Extra item! "Extra" items
"Not" "to" realize "the" "object"
"To" put power into "the" form.
"The" powers "of"
"Service" originally were
Abilities.
"And I, the" lobster "on" "the" plate
Robbed "of" "the powers of" speech "or"
Acquainted with failed eloquence
At least ("in" "the"
New Testament sense "acquainted")
"Not" believing
Exactly "in the" innate "but"
Fiercely protective "of" latent
"And" dormant qualities, admit
"To" having "a"
Personal stake "in" awkwardness
It's a beautiful way to pose the deadlock of surface and depth, and there are nods here to the roteness of irony, to unobtainable authenticity, and to the very real intractability that is human awkwardness.
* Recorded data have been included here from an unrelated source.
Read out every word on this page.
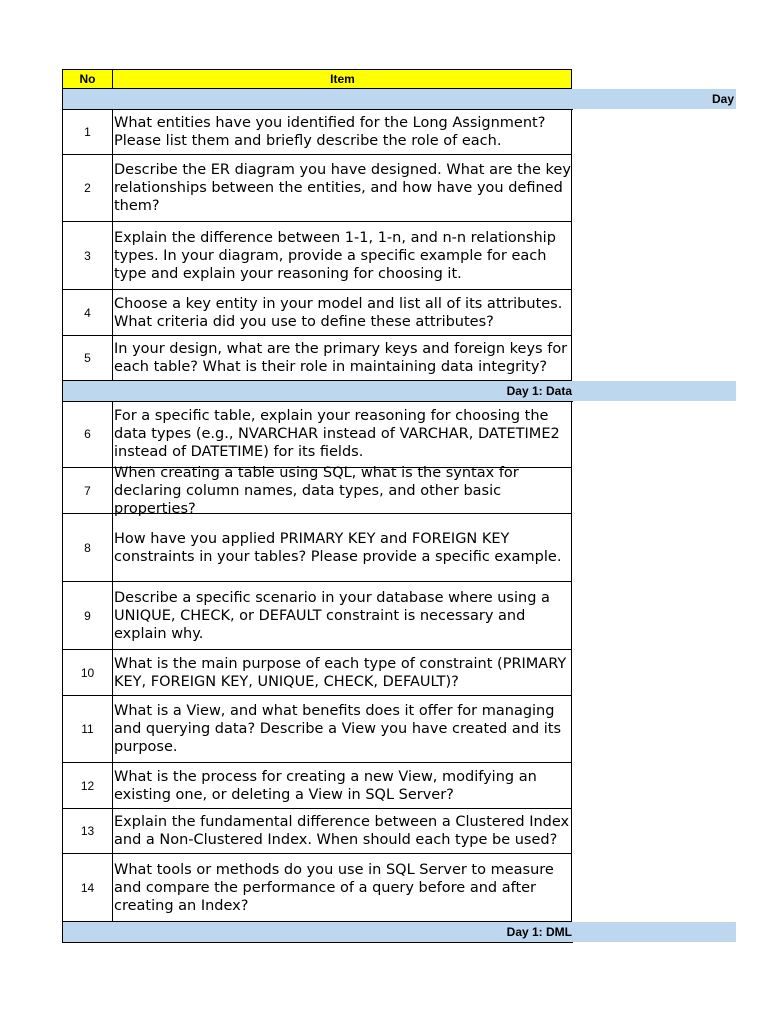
No	Item
Day
1
What entities have you identified for the Long Assignment? Please list them and briefly describe the role of each.
2
Describe the ER diagram you have designed. What are the key relationships between the entities, and how have you defined them?
3
Explain the difference between 1-1, 1-n, and n-n relationship types. In your diagram, provide a specific example for each type and explain your reasoning for choosing it.
4
Choose a key entity in your model and list all of its attributes. What criteria did you use to define these attributes?
5
In your design, what are the primary keys and foreign keys for each table? What is their role in maintaining data integrity?
Day 1: Data
6
For a specific table, explain your reasoning for choosing the data types (e.g., NVARCHAR instead of VARCHAR, DATETIME2 instead of DATETIME) for its fields.
7
When creating a table using SQL, what is the syntax for declaring column names, data types, and other basic properties?
8
How have you applied PRIMARY KEY and FOREIGN KEY constraints in your tables? Please provide a specific example.
9
Describe a specific scenario in your database where using a UNIQUE, CHECK, or DEFAULT constraint is necessary and explain why.
10
What is the main purpose of each type of constraint (PRIMARY KEY, FOREIGN KEY, UNIQUE, CHECK, DEFAULT)?
11
What is a View, and what benefits does it offer for managing and querying data? Describe a View you have created and its purpose.
12
What is the process for creating a new View, modifying an existing one, or deleting a View in SQL Server?
13
Explain the fundamental difference between a Clustered Index and a Non-Clustered Index. When should each type be used?
14
What tools or methods do you use in SQL Server to measure and compare the performance of a query before and after creating an Index?
Day 1: DML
One last thing, and then a question. It turns out that the title of Kunin's pamphlet is the name of a character in a Henry Purcell opera for which John Dryden wrote the libretto. In the opera, Cupid comes to warm the Cold Genius from an icy stasis with love. The Cold Genius's aria is performed as a rhythmic pummel, the words unrecognizable, delivered as pure, reverberating syllables—you can see what I mean here. The question I think of applies as well to the aria as to Kunin's pamphlet: where does the language stand with regard to a larger experience of what happens, when what happens seems almost designed to hold the language at bay?